Jenis barang yang diperjual belikan di Pasar Baru Bandung ini mulai dari aneka pakaian jadi, kain batik, Baju Batik, Bed Cover, Baju Muslim, Jilbab, Kebaya, Perlengkapan Muslim dan lain lain.

Di Pasar Baru Bandung pakaian atau kain yang ditawarkan mulai dari kwalitas rendah sampai kwalitas bagus. Jika beruntung maka bisa berbelanja dengan harga miring namun kwalitas barang yang cukup bagus.

Pasar Baru Bandung terdapat persis di tengah perkotaan, sehingga dengan aktifitas perdagangannya yang padat, arus lalulintas juga padat merayap. Untuk mencapai lokasi pasar ini memang sebaiknya menggunakan kendaraan kecil. Bis pariwisata bisa parkir di ujung jalan namun hanya menampung 2 bus saja. Sehingga kalau siang hari parkiran bis biasanya di halaman stasiun yang jaraknya sekitar 1 km. Para wisatawan biasanya berjalan kaki atau naik becak untuk sampai ke Pasar Baru Bandung. Suatu saat memang diperlukan solusi terbaik untuk merapikan parkir disekitar Pasar Baru Bandung ini. Dengan konsep ” one stop shopping “Pasar Baru Bandung merupakan tempat berbelanja yang paling tepat untuk para wisatawan karena semua keperluan oleh oleh semua ada disini.
Pasar Baru Bandung tentu saja mendukung sekali pariwisata yang ada di Bandung dan bahkan pengunjung dari Jakarta pun suka berbelanja produk fashion di sini dibandingkan di Jakarta sendiri karena jelas produk fashion bandung lebih murah.

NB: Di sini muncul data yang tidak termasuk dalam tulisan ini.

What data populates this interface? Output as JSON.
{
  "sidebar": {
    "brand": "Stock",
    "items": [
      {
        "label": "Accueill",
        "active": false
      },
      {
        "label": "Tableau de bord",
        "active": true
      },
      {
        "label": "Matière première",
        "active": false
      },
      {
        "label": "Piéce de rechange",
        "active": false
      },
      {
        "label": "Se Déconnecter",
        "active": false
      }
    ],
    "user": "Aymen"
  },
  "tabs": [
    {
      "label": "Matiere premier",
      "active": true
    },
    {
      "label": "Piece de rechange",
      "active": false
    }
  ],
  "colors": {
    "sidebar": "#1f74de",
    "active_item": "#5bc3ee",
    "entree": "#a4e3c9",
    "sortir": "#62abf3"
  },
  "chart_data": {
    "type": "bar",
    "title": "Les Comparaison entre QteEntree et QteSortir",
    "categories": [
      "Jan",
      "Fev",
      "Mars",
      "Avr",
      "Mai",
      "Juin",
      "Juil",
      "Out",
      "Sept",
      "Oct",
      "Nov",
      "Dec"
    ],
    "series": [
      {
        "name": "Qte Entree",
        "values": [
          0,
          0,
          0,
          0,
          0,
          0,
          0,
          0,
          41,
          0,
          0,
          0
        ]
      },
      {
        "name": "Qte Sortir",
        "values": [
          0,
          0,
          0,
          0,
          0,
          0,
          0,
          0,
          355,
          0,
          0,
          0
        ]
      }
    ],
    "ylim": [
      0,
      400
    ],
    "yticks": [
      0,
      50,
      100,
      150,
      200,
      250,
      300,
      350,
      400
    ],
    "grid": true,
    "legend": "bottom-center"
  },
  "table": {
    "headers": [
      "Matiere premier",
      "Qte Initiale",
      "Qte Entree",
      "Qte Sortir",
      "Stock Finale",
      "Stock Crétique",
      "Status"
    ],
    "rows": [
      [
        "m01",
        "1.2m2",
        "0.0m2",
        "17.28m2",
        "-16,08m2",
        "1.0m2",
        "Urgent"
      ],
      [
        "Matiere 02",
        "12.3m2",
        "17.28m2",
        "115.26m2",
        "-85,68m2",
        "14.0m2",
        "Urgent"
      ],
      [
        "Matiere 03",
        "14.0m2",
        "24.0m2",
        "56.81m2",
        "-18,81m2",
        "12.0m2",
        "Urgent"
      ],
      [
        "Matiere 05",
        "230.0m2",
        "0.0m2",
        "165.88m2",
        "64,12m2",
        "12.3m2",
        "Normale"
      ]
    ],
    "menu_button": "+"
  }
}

Ada beberapa tips jika ingin berbelanja di Pasar Baru Bandung:
– Pastikan kwalitas barang yang di beli, agar tak kecewa nantinya.
– Jika barang tidak menggunakan lebel harga, berarti barang bisa ditawar
– Simpan Tas atau dompet di bagian depan badan, bukannya menakuti tapi hanya menghindari dari hal-hal yang tidak diinginkan, karena Pasar Baru Bandung sangat ramai.

Museum Mandala Wangsit Siliwangi

Bangunan ini dibangun sekitar tahun 1910, dengan fungsi semula adalah Militaire Akademie Bandung, saat ini bangunan ini difungsikan menjadi museum yaitu Museum Madala Wangsit Siliwangi.

Museum Mandala Wangsit Siliwangi yang terletak di Jl Lembong 38 Bandung ini, memiliki areal seluas 4176 m2 dan luas bangunan 1674 m2, menempati sebuah gedung yang pernah digunakan sebagai markas Divisi Siliwangi yang pertama di Kota Bandung (Staf Kwartier Territorium III Divisi Siliwangi) pada tahun 1949-1950 yang berlokasi di Oude Hospital Weg (sekarang jalan lembong).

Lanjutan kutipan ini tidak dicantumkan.